There's no dearth of fine Orfeo recordings on the market: Gardiner's (Archiv) is thrilling in a big, dramatic way, with a large-ish chorus; Pickett's (L'Oiseau-Lyre) uses a peculiar but interestingly grand and sharp-edged brass complement. As far as instrumental and choral forces are concerned, this new performance strikes me as ideal: the chorus is 14 strong, and there are eight brass players and 18 other instrumentalists. So the celebratory shepherds in Act 1 sound like real pals of the happy couple's--and they're having a grand old time. The instruments make a glorious noise in the final Moresca, and they're properly ceremonial and spooky in the odd fanfare music at the start of Act 3. Furthermore, the voice/instrument balance is just right, with the violin lines clear and effective, noticeably commenting on and joining in the action, with the brass adding brilliance when it should. Nothing sounds bloated or undernourished and the drama plays out naturally.
Harpsichordist-turned-conductor Emmanuelle Haïm's leadership is quick and dramatic. From Musica's opening moments in the Prologue--gloriously sung by Natalie Dessay--we note the use of expressive embellishments. They're not as florid throughout the rest of the opera, but Musica (correctly) sets the tone. The pastoral scenes have a lovely clarity and carefree quality, and the dances are truly energetic and joyous. And this honesty and directness is a delight throughout.
Ian Bostridge's Orfeo is not as "early music" sounding as many; he uses vibrato, and sometimes his intensity, particularly in his grieving scenes, creates sounds that are not beautiful. But with his spontaneity--characteristic of the whole set--he's a flesh-and-blood Orfeo, almost unique among the competition. His huge third-act scene goes splendidly, complete with precise divisions and that remarkable "goat trill" Monteverdi asks for. Alice Coote's Messenger is similarly biggish-voiced, and her unhappy task is very moving. (Catherine Bott, for Pickett, remains the one by which Messengers should be judged--hushed, almost paralyzingly slow and sad.) Patrizia Ciofi, with little to do as Eurydice, is lovely, while Sonia Prina's Speranza is a ray of light. The Prosperina and Plutone of Veronique Gens and Lorenzo Regazzo make them seem like a real couple. Christopher Maltman makes hash of Apollo's florid music near the opera's close, but then he settles in authoritatively as he and Orfeo ascend.

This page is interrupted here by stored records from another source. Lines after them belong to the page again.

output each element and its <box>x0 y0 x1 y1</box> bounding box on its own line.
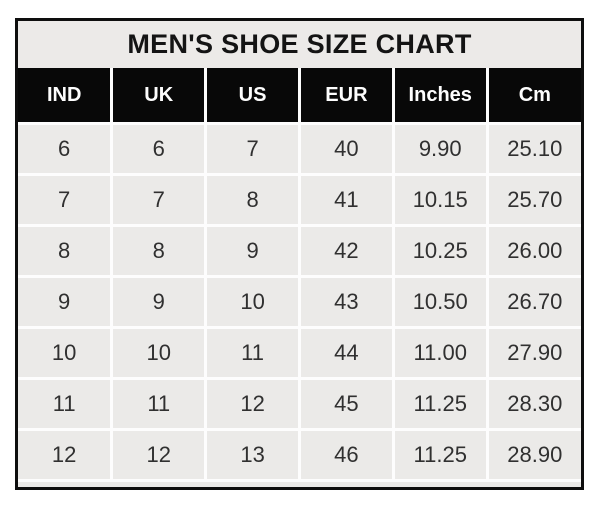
table-cell: 10.25 <box>391 224 489 278</box>
col-header-us: US <box>204 68 300 124</box>
table-cell: 10 <box>18 326 114 380</box>
col-header-cm: Cm <box>485 68 581 124</box>
table-cell: 11 <box>204 326 301 380</box>
table-cell: 12 <box>204 377 301 431</box>
table-cell: 28.30 <box>485 377 581 431</box>
table-row: 10 10 11 44 11.00 27.90 <box>18 326 581 380</box>
table-cell: 45 <box>297 377 395 431</box>
table-cell: 9 <box>204 224 301 278</box>
table-cell: 7 <box>110 173 208 227</box>
table-cell: 44 <box>297 326 395 380</box>
table-cell: 7 <box>18 173 114 227</box>
table-cell: 26.70 <box>485 275 581 329</box>
table-cell: 25.70 <box>485 173 581 227</box>
table-cell: 9.90 <box>391 122 489 176</box>
chart-title: MEN'S SHOE SIZE CHART <box>18 21 581 68</box>
table-cell: 42 <box>297 224 395 278</box>
table-cell: 46 <box>297 428 395 482</box>
table-cell: 26.00 <box>485 224 581 278</box>
table-cell: 12 <box>110 428 208 482</box>
header-row: IND UK US EUR Inches Cm <box>18 68 581 124</box>
size-table: IND UK US EUR Inches Cm 6 6 7 40 9.90 25… <box>18 68 581 482</box>
table-cell: 41 <box>297 173 395 227</box>
table-cell: 8 <box>110 224 208 278</box>
table-cell: 9 <box>18 275 114 329</box>
table-cell: 11.25 <box>391 428 489 482</box>
col-header-ind: IND <box>18 68 112 124</box>
shoe-size-chart: MEN'S SHOE SIZE CHART IND UK US EUR Inch… <box>15 18 584 490</box>
table-cell: 11.00 <box>391 326 489 380</box>
table-cell: 13 <box>204 428 301 482</box>
table-cell: 11.25 <box>391 377 489 431</box>
col-header-inches: Inches <box>391 68 488 124</box>
table-cell: 11 <box>18 377 114 431</box>
table-row: 7 7 8 41 10.15 25.70 <box>18 173 581 227</box>
table-cell: 28.90 <box>485 428 581 482</box>
table-row: 12 12 13 46 11.25 28.90 <box>18 428 581 482</box>
table-cell: 8 <box>18 224 114 278</box>
table-cell: 7 <box>204 122 301 176</box>
table-cell: 27.90 <box>485 326 581 380</box>
table-cell: 10.15 <box>391 173 489 227</box>
bottom-strip <box>18 482 581 487</box>
col-header-uk: UK <box>110 68 206 124</box>
table-cell: 11 <box>110 377 208 431</box>
table-cell: 10.50 <box>391 275 489 329</box>
table-row: 9 9 10 43 10.50 26.70 <box>18 275 581 329</box>
table-cell: 10 <box>110 326 208 380</box>
col-header-eur: EUR <box>297 68 394 124</box>
table-cell: 10 <box>204 275 301 329</box>
table-cell: 6 <box>110 122 208 176</box>
table-row: 11 11 12 45 11.25 28.30 <box>18 377 581 431</box>
table-cell: 43 <box>297 275 395 329</box>
table-cell: 25.10 <box>485 122 581 176</box>
table-row: 6 6 7 40 9.90 25.10 <box>18 122 581 176</box>
table-cell: 12 <box>18 428 114 482</box>
table-cell: 40 <box>297 122 395 176</box>
table-row: 8 8 9 42 10.25 26.00 <box>18 224 581 278</box>
table-cell: 9 <box>110 275 208 329</box>
table-cell: 6 <box>18 122 114 176</box>
table-cell: 8 <box>204 173 301 227</box>
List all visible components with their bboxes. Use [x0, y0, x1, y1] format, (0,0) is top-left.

The instrumentalists are superb, playing without some of the rasp (in the brass) that can be both colorful and irritating on other recordings. Haïm uses concert pitch A=465, which is about a half-tone higher than we're used to: Could this add to the urgency of this reading? While it tends to lighten the lower-voiced parts, it does add sheen to the higher ones. In short, this set is a treasure, giving us an Orfeo that seems anything but a museum piece.